Le levier du report du départ de l'âge de liquidation des pensions est censé assurer une part importante du financement du besoin de financement supplémentaire engendré par le vieillissement démographique, à législation inchangée.

D'ores et déjà, les fonctionnaires partent généralement à la retraite après l'âge légal qui leur est applicable, l'âge effectif de liquidation des pensions ayant significativement augmenté.

Les générations encore en activité devraient continuer à décaler leur départ en raison du durcissement des conditions d'obtention d'une pension à taux plein.

Dans la fonction publique, ce paramètre ne pose pas les mêmes problèmes que dans le secteur privé où le taux d'activité aux abords de l'âge légal de départ en retraite, pour avoir nettement augmenté, demeure très bas. En revanche, il se heurte à des difficultés particulières. Les premières sont liées à l'importance des catégories actives et super-actives dans la fonction publique, catégories de personnels qui sont en diminution après les reclassements opérés dans le passé, mais qui représentent une proportion importante d'effectifs pour lesquels la prolongation de la vie active peut poser de réels problèmes fonctionnels. Les secondes sont relatives à la gestion des ressources humaines relevant de la fonction publique. L'objectif d'augmenter la productivité dans le secteur public semble passer par une réduction du format des effectifs. Dans ce contexte, l'allongement de l'activité des fonctionnaires en place réduit les possibles et se traduit par une rigidification au moins transitoire des emplois publics et des rémunérations.

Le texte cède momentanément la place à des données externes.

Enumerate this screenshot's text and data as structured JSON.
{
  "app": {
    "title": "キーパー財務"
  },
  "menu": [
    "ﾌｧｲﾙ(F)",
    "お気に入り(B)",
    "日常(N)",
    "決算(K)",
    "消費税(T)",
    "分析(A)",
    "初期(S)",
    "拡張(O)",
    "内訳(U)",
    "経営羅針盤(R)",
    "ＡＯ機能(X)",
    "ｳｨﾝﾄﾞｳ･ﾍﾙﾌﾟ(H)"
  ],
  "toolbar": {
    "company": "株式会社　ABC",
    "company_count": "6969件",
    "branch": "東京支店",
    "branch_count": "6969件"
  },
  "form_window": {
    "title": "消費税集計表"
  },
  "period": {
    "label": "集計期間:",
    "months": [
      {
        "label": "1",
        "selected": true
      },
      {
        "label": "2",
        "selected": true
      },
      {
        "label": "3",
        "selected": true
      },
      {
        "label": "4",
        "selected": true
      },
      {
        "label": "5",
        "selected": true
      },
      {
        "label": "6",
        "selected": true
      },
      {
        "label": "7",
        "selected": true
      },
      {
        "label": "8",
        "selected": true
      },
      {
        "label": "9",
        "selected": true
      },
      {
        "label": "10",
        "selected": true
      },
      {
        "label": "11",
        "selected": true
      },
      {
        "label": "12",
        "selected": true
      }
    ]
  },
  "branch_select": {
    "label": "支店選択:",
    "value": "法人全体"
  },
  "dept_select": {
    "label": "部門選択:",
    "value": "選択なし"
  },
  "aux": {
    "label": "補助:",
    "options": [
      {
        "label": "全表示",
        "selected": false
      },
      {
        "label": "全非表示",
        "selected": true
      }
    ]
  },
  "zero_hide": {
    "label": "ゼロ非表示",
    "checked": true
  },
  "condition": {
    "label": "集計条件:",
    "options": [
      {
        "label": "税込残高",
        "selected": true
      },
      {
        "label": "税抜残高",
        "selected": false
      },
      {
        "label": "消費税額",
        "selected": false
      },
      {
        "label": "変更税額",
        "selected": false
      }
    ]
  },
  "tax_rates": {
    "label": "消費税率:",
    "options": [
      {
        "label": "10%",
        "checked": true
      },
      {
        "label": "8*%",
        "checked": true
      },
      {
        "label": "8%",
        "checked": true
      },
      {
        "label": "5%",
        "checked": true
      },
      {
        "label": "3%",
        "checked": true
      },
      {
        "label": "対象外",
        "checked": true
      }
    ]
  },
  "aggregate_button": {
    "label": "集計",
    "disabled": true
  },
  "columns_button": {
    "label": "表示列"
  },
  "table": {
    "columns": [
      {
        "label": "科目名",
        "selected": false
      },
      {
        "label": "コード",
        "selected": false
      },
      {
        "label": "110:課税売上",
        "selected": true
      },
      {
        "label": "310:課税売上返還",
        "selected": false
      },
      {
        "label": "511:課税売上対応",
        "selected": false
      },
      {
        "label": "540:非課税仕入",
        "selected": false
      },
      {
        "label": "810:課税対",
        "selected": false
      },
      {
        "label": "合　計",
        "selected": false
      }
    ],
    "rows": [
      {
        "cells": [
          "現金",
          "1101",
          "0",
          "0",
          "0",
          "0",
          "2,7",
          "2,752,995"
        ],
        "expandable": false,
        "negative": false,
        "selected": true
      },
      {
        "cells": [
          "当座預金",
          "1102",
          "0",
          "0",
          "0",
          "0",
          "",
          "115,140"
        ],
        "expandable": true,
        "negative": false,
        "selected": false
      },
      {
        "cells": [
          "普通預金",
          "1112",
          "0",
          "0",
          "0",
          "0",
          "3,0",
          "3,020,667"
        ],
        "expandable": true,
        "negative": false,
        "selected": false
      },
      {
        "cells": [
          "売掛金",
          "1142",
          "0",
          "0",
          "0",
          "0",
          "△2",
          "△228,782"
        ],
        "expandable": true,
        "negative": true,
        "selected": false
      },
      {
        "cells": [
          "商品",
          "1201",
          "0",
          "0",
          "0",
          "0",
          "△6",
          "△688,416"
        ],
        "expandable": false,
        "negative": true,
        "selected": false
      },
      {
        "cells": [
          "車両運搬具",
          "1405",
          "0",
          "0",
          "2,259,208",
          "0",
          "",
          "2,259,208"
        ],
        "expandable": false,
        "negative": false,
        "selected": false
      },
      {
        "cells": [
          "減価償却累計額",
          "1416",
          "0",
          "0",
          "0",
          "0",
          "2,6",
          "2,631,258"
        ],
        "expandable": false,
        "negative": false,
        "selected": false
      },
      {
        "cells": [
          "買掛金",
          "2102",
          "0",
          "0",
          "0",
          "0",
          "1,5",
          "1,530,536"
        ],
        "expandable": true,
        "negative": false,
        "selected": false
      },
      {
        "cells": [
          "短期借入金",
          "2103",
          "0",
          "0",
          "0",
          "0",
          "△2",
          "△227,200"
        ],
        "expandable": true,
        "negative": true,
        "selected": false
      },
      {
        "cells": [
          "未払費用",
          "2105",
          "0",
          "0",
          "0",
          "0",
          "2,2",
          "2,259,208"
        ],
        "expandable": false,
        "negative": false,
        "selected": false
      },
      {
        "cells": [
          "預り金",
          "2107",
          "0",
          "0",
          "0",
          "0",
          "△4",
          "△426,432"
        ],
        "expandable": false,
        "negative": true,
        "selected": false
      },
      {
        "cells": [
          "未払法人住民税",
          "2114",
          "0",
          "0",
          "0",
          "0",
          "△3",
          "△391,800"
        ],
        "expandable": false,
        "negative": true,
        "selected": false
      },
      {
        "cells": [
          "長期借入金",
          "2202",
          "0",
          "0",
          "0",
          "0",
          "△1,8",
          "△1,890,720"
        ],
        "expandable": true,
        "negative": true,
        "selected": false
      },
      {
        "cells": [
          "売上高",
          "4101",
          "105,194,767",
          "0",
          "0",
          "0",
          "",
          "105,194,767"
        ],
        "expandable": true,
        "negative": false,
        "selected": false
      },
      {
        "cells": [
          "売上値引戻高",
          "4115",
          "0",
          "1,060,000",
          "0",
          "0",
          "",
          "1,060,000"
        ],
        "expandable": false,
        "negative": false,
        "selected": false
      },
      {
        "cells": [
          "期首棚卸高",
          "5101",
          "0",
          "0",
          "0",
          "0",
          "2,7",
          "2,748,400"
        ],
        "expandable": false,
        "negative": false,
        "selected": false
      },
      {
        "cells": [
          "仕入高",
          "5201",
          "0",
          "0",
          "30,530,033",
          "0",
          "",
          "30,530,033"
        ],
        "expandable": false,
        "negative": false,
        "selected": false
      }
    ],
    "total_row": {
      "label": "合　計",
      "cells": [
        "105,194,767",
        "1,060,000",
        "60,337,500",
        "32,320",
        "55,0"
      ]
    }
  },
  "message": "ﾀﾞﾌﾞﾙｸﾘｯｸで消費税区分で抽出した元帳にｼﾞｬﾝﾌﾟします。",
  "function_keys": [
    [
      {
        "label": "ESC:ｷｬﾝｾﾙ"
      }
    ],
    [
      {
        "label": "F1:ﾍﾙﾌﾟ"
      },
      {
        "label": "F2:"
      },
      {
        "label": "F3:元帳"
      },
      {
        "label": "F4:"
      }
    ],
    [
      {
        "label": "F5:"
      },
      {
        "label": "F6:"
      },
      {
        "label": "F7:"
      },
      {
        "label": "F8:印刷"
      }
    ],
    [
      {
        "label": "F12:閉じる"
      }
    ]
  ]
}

* 247 On pourrait supposer que le taux d'accumulation du capital est une condition de la croissance qui suppose une déformation plus ou moins forte du partage de la valeur ajoutée ou encore qu'aux horizons de projection utilisés une modification de la fonction de production économisant du travail se produira, toutes supputations qui conduisent à poser la question de la structure de financement de la protection sociale, particulièrement prégnante pour la protection contre le risque viager, dont le financement est essentiellement contributif.

* 248 On ne peut davantage estimer qu'elle est arbitraire tant la soutenabilité d'une rigidité des salaires publics pose problème. Par ailleurs, il existe des facteurs moins économiques qui peuvent modifier la trajectoire tendancielle des recettes du CAS.